Charles H. McCleary (1842 – June 23, 1906) was a Union Army soldier who received the Medal of Honor, his country's highest military award for valor, for his actions during the American Civil War.

== Biography ==
Born in Sandusky County, Ohio, in 1842, McCleary enlisted as a private in the Union Army at Clyde, Ohio, in November 1861. He rose to the rank of sergeant-major in February 1863 and second lieutenant in April 1864. He fought at the Battle of Shiloh and Siege of Vicksburg and became first lieutenant of Company C, 72nd Ohio Infantry Regiment, in November 1864.

On December 16, 1864, at the Battle of Nashville, McCleary led his company to attack Compton's Hill, later known as Shy's Hill, a key entrenched Confederate position outside Nashville, Tennessee. Union attackers, including McCleary's troops, fixed bayonets, scaled the hillside, and advanced on Confederate positions in silence to achieve surprise.
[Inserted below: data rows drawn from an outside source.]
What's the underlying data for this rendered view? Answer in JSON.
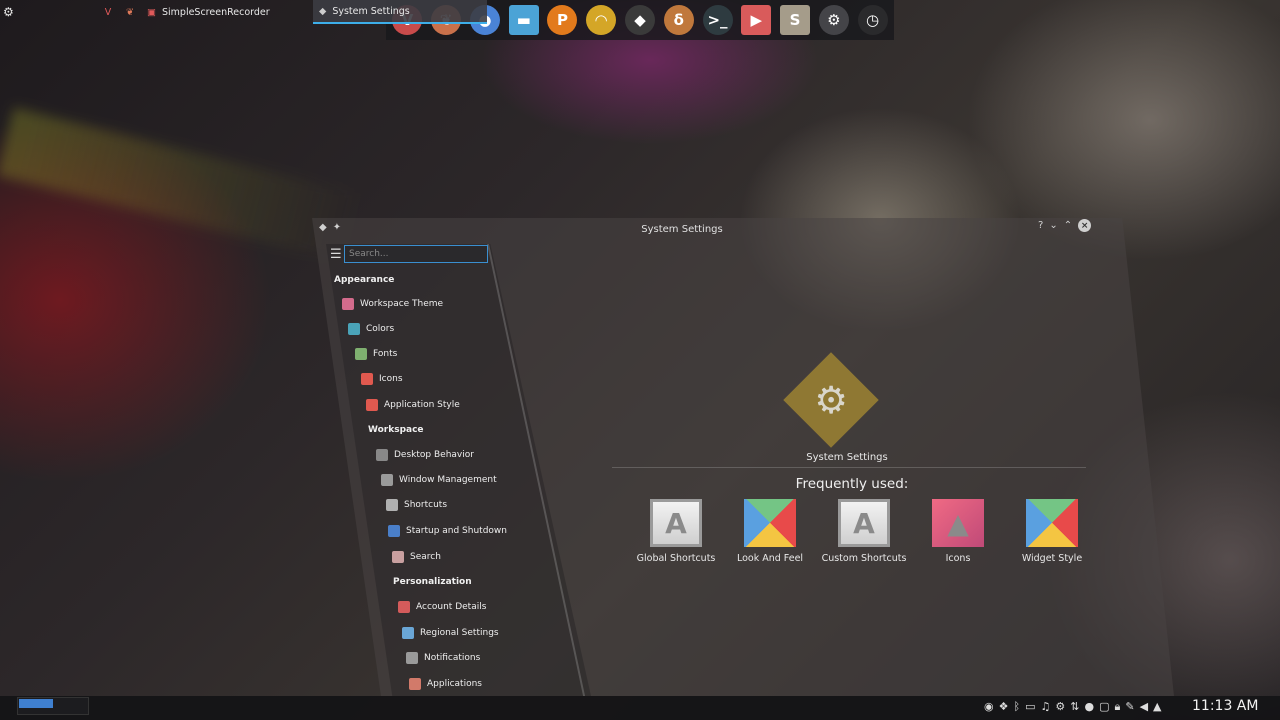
{
  "window": {
    "title": "System Settings"
  },
  "dock": {
    "items": [
      {
        "name": "vivaldi-icon",
        "glyph": "V",
        "color": "#c94b4b"
      },
      {
        "name": "vivaldi-alt-icon",
        "glyph": "❦",
        "color": "#c9714b"
      },
      {
        "name": "chromium-icon",
        "glyph": "●",
        "color": "#4a83d6"
      },
      {
        "name": "file-manager-icon",
        "glyph": "▬",
        "color": "#4ba3d6"
      },
      {
        "name": "p-app-icon",
        "glyph": "P",
        "color": "#e27a1c"
      },
      {
        "name": "gimp-icon",
        "glyph": "◠",
        "color": "#d4a627"
      },
      {
        "name": "inkscape-icon",
        "glyph": "◆",
        "color": "#3a3a3a"
      },
      {
        "name": "swirl-app-icon",
        "glyph": "δ",
        "color": "#c0783c"
      },
      {
        "name": "terminal-icon",
        "glyph": ">_",
        "color": "#2e3b40"
      },
      {
        "name": "recorder-icon",
        "glyph": "▶",
        "color": "#d95b5b"
      },
      {
        "name": "s-app-icon",
        "glyph": "S",
        "color": "#a59c8a"
      },
      {
        "name": "settings-icon",
        "glyph": "⚙",
        "color": "#444448"
      },
      {
        "name": "clock-icon",
        "glyph": "◷",
        "color": "#2a2a2c"
      }
    ]
  },
  "sidebar": {
    "search_placeholder": "Search...",
    "categories": {
      "appearance": "Appearance",
      "workspace": "Workspace",
      "personalization": "Personalization"
    },
    "items": [
      {
        "label": "Workspace Theme",
        "color": "#d36b8c"
      },
      {
        "label": "Colors",
        "color": "#4aa3b8"
      },
      {
        "label": "Fonts",
        "color": "#7fb070"
      },
      {
        "label": "Icons",
        "color": "#e0594f"
      },
      {
        "label": "Application Style",
        "color": "#e0594f"
      },
      {
        "label": "Desktop Behavior",
        "color": "#888888"
      },
      {
        "label": "Window Management",
        "color": "#9a9a9a"
      },
      {
        "label": "Shortcuts",
        "color": "#b0b0b0"
      },
      {
        "label": "Startup and Shutdown",
        "color": "#4a7fc9"
      },
      {
        "label": "Search",
        "color": "#c9a0a0"
      },
      {
        "label": "Account Details",
        "color": "#d45b5b"
      },
      {
        "label": "Regional Settings",
        "color": "#6aa6d6"
      },
      {
        "label": "Notifications",
        "color": "#9a9a9a"
      },
      {
        "label": "Applications",
        "color": "#d27a6a"
      }
    ]
  },
  "main": {
    "logo_label": "System Settings",
    "frequently_used_heading": "Frequently used:",
    "favorites": [
      {
        "label": "Global Shortcuts",
        "glyph": "A"
      },
      {
        "label": "Look And Feel",
        "glyph": ""
      },
      {
        "label": "Custom Shortcuts",
        "glyph": "A"
      },
      {
        "label": "Icons",
        "glyph": "▲"
      },
      {
        "label": "Widget Style",
        "glyph": ""
      }
    ]
  },
  "taskbar": {
    "tasks": [
      {
        "label": "SimpleScreenRecorder"
      },
      {
        "label": "System Settings"
      }
    ],
    "clock": "11:13 AM"
  }
}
McCleary dashed out ahead of his troops, braving Confederate artillery fire, and personally captured the flag of the 4th Florida Infantry Regiment. The Confederates broke and fled, and the Union won a decisive victory.

General George Henry Thomas sent McCleary to Washington, D.C., where he and other officers presented captured Confederate flags to Secretary of War Edwin Stanton. McCleary next met with President Abraham Lincoln, who granted him the "freedom of the city" and a thirty-day furlough, in the course of which the studio of Mathew Brady took McCleary's photograph. On February 24, 1865, the United States Congress awarded McCleary the Medal of Honor. Promoted to captain in May 1865, he mustered out with his regiment on September 11, 1865, and returned to civilian life.

McCleary married Clarissa Brown and had at least one child, a daughter named Hallie McCleary. Sometime after the Civil War, he served as postmaster of his hometown of Clyde, Ohio.

He died on June 23, 1906, and was buried at McPherson Cemetery in Clyde.